The GA schedule perturbation showed improved makespan for most of the experiments, up to 11%. However, in three cases it did not find a better job order, such as when there were 2 workers with 2, 3, or 4 units. For these scenarios, the default job order may be a sufficiently good order given the worker availability constraints. The initial job order was randomly determined and is not the worst possible job ordering, so it may also be that the random order is a pretty good solution. It is possible that a much longer search time may find some additional improvement in the job order. Processing time and complexity of the produced parts were assumed to not vary with individual part geometry, therefore the only factors that affected the processing time at any station were the number of parts and their maximum build height in the building unit. This provided some variation in job processing time sufficient for this level of simulation. This assumption is easily adjusted for specific use cases by future practitioners. The effectiveness of combining discrete event simulation with a genetic algorithm may vary in magnitude for other equipment or companies.

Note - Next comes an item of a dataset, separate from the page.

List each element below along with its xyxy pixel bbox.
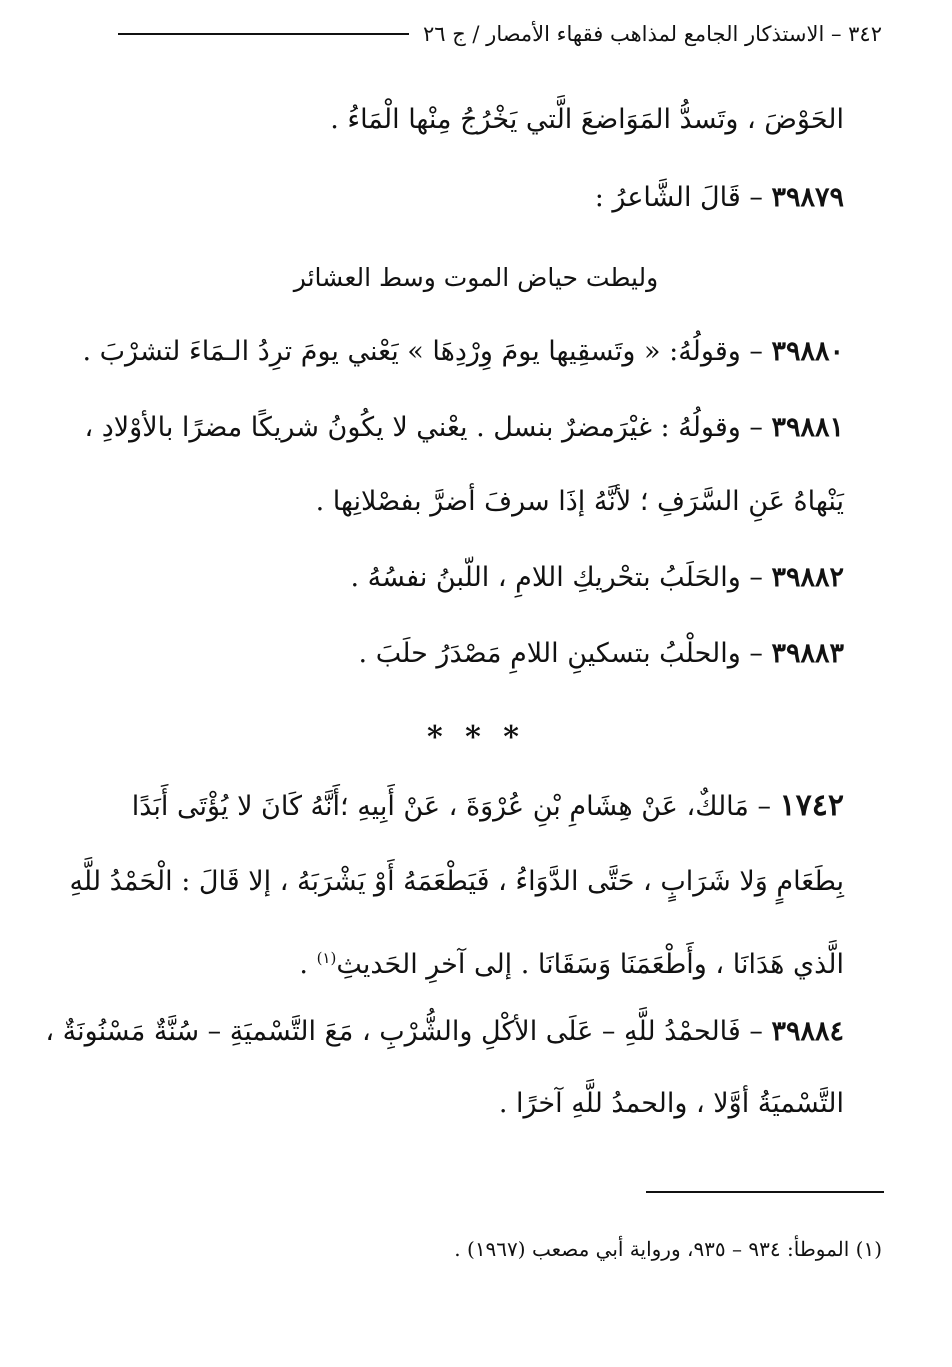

The combined DES and GA method allows “what-if" scenarios to be evaluated, in addition to identifying bottlenecks in an existing line. Based on the results, integrating scheduling with bottleneck identification gives decision makers the capability to identify the weak points or vulnerabilities in their production line which can aid in deciding which type of resource investment will have the biggest impact. As in some cases adding extra resources of one kind leads to adding additional cost without improving system productivity. This framework will help decision-makers design and maximize production in current and future factories for the AM industry. Existing factories can use this approach to understand their system and needs in a virtual environment without interrupting the production line and to test different scenarios before implementation.

6 Conclusion

This work introduces a simulation optimization-based analysis to support additive manufacturing planning and scheduling for factory production based on combining discrete event simulation (DES) and a genetic algorithm (GA). DES was used first as an evaluation tool to analyze the performance of different resource configurations and to identify bottlenecks. Subsequently, GA was used to further improve the makespan by reordering the available jobs. The case studies revealed that the bottleneck was often the worker availability. A maximum reduction in makespan of 78% was possible with added workers and building units. In both case studies, adding an extra worker led to a significant reduction in makespan by 40-45%. The DES experiments identified the makespan reduction with either the addition of more workers or more building units, or a combination. Integrating GA into the DES model for scheduling introduced a further reduction in the makespan by up to 11%. However, it also showed adding extra resources may prove to be redundant and lead to increased costs without improving the makespan if the number of workers falls short of the desired number. Instead, it helps to find the right balance between the number of workers and the number of different equipment for a given job set. This shows the effectiveness of this hybrid approach as a production planning tool for dynamic production systems that can help decision-makers to determine the proper number of resources to deliver parts in time and how to allocate limited resources in the most efficient and flexible way. From an academic perspective, this paper’s contribution is the successful transfer of a combined DES-GA method to AM. Aside from enhancing the understanding of manufacturing flow related AM challenges, it also builds a better understanding of how these could be overcome. As this is the first application of DES and GA to factory level production in powder bed fusion additive manufacturing, further research is needed. Future studies could include more primary data and additional factors that may impact processing time at each station or increase the variability of arrival rates of jobs. To validate the new method and its results, it is also important to physically implement and test original and improved setups.